What is the difference between melanotan II and afamelanotide?

Afamelanotide (Scenesse) is an FDA-approved MC1R agonist used to treat erythropoietic protoporphyria. It is a linear analog of alpha-MSH that primarily targets MC1R. Melanotan II is a cyclic peptide that non-selectively activates multiple melanocortin receptors (MC1R through MC5R), producing additional effects including appetite suppression and sexual arousal. Afamelanotide is manufactured under pharmaceutical standards, dosed by prescription, and monitored for safety. Melanotan II comes from unregulated sources at uncontrolled doses.

How does MC1R activation affect melanoma risk?
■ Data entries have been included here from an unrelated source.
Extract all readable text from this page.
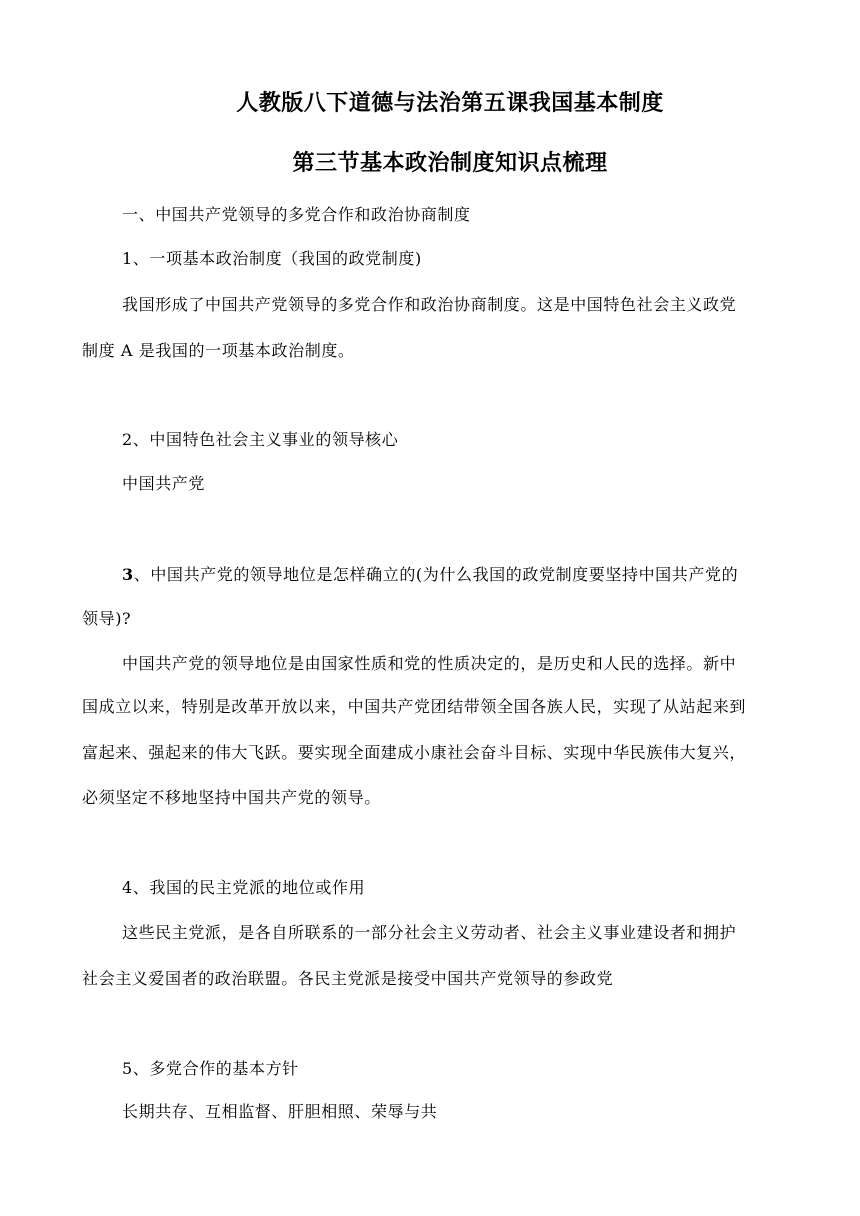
人教版八下道德与法治第五课我国基本制度
第三节基本政治制度知识点梳理
一、中国共产党领导的多党合作和政治协商制度
1、一项基本政治制度（我国的政党制度)
我国形成了中国共产党领导的多党合作和政治协商制度。这是中国特色社会主义政党
制度 A 是我国的一项基本政治制度。
2、中国特色社会主义事业的领导核心
中国共产党
3、中国共产党的领导地位是怎样确立的(为什么我国的政党制度要坚持中国共产党的
领导)?
中国共产党的领导地位是由国家性质和党的性质决定的，是历史和人民的选择。新中
国成立以来，特别是改革开放以来，中国共产党团结带领全国各族人民，实现了从站起来到
富起来、强起来的伟大飞跃。要实现全面建成小康社会奋斗目标、实现中华民族伟大复兴，
必须坚定不移地坚持中国共产党的领导。
4、我国的民主党派的地位或作用
这些民主党派，是各自所联系的一部分社会主义劳动者、社会主义事业建设者和拥护
社会主义爱国者的政治联盟。各民主党派是接受中国共产党领导的参政党
5、多党合作的基本方针
长期共存、互相监督、肝胆相照、荣辱与共
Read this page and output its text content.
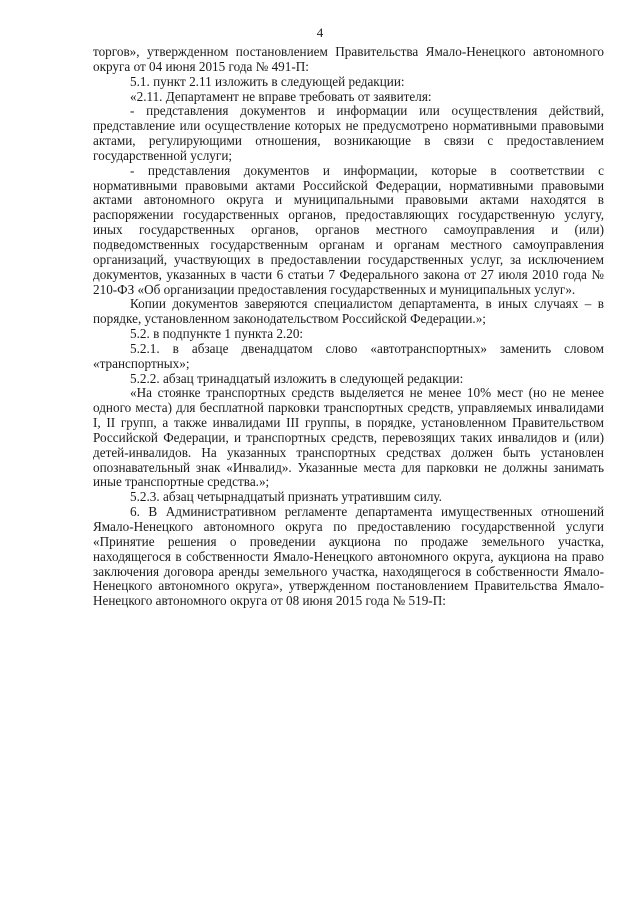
4

торгов», утвержденном постановлением Правительства Ямало-Ненецкого автономного округа от 04 июня 2015 года № 491-П:

5.1. пункт 2.11 изложить в следующей редакции:

«2.11. Департамент не вправе требовать от заявителя:

- представления документов и информации или осуществления действий, представление или осуществление которых не предусмотрено нормативными правовыми актами, регулирующими отношения, возникающие в связи с предоставлением государственной услуги;

- представления документов и информации, которые в соответствии с нормативными правовыми актами Российской Федерации, нормативными правовыми актами автономного округа и муниципальными правовыми актами находятся в распоряжении государственных органов, предоставляющих государственную услугу, иных государственных органов, органов местного самоуправления и (или) подведомственных государственным органам и органам местного самоуправления организаций, участвующих в предоставлении государственных услуг, за исключением документов, указанных в части 6 статьи 7 Федерального закона от 27 июля 2010 года № 210-ФЗ «Об организации предоставления государственных и муниципальных услуг».

Копии документов заверяются специалистом департамента, в иных случаях – в порядке, установленном законодательством Российской Федерации.»;

5.2. в подпункте 1 пункта 2.20:

5.2.1. в абзаце двенадцатом слово «автотранспортных» заменить словом «транспортных»;

5.2.2. абзац тринадцатый изложить в следующей редакции:

«На стоянке транспортных средств выделяется не менее 10% мест (но не менее одного места) для бесплатной парковки транспортных средств, управляемых инвалидами I, II групп, а также инвалидами III группы, в порядке, установленном Правительством Российской Федерации, и транспортных средств, перевозящих таких инвалидов и (или) детей-инвалидов. На указанных транспортных средствах должен быть установлен опознавательный знак «Инвалид». Указанные места для парковки не должны занимать иные транспортные средства.»;

5.2.3. абзац четырнадцатый признать утратившим силу.

6. В Административном регламенте департамента имущественных отношений Ямало-Ненецкого автономного округа по предоставлению государственной услуги «Принятие решения о проведении аукциона по продаже земельного участка, находящегося в собственности Ямало-Ненецкого автономного округа, аукциона на право заключения договора аренды земельного участка, находящегося в собственности Ямало-Ненецкого автономного округа», утвержденном постановлением Правительства Ямало-Ненецкого автономного округа от 08 июня 2015 года № 519-П:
MC1R activation has both protective and potentially harmful effects. On the protective side, MC1R signaling increases eumelanin production (which absorbs UV), enhances DNA repair of UV damage, and scavenges free radicals. On the risk side, chronic MC1R activation promotes melanocyte proliferation and inhibits melanocyte apoptosis, potentially allowing damaged cells to survive and accumulate mutations. Bohm et al. (2025) reviewed this paradox, concluding that the net effect depends on duration, dose, and whether UV exposure co-occurs.

What are the other side effects of melanotan II besides melanoma risk?

Nelson et al. (2012) documented systemic toxicity including rhabdomyolysis requiring hospitalization. Common side effects include nausea (the most frequent, affecting a majority of users), facial flushing, spontaneous erections, fatigue, and headaches. Changes to existing moles (darkening, growth, altered morphology) occur frequently. Cardiovascular effects have also been reported. Because melanotan II activates multiple melanocortin receptors non-selectively, it produces effects across multiple organ systems.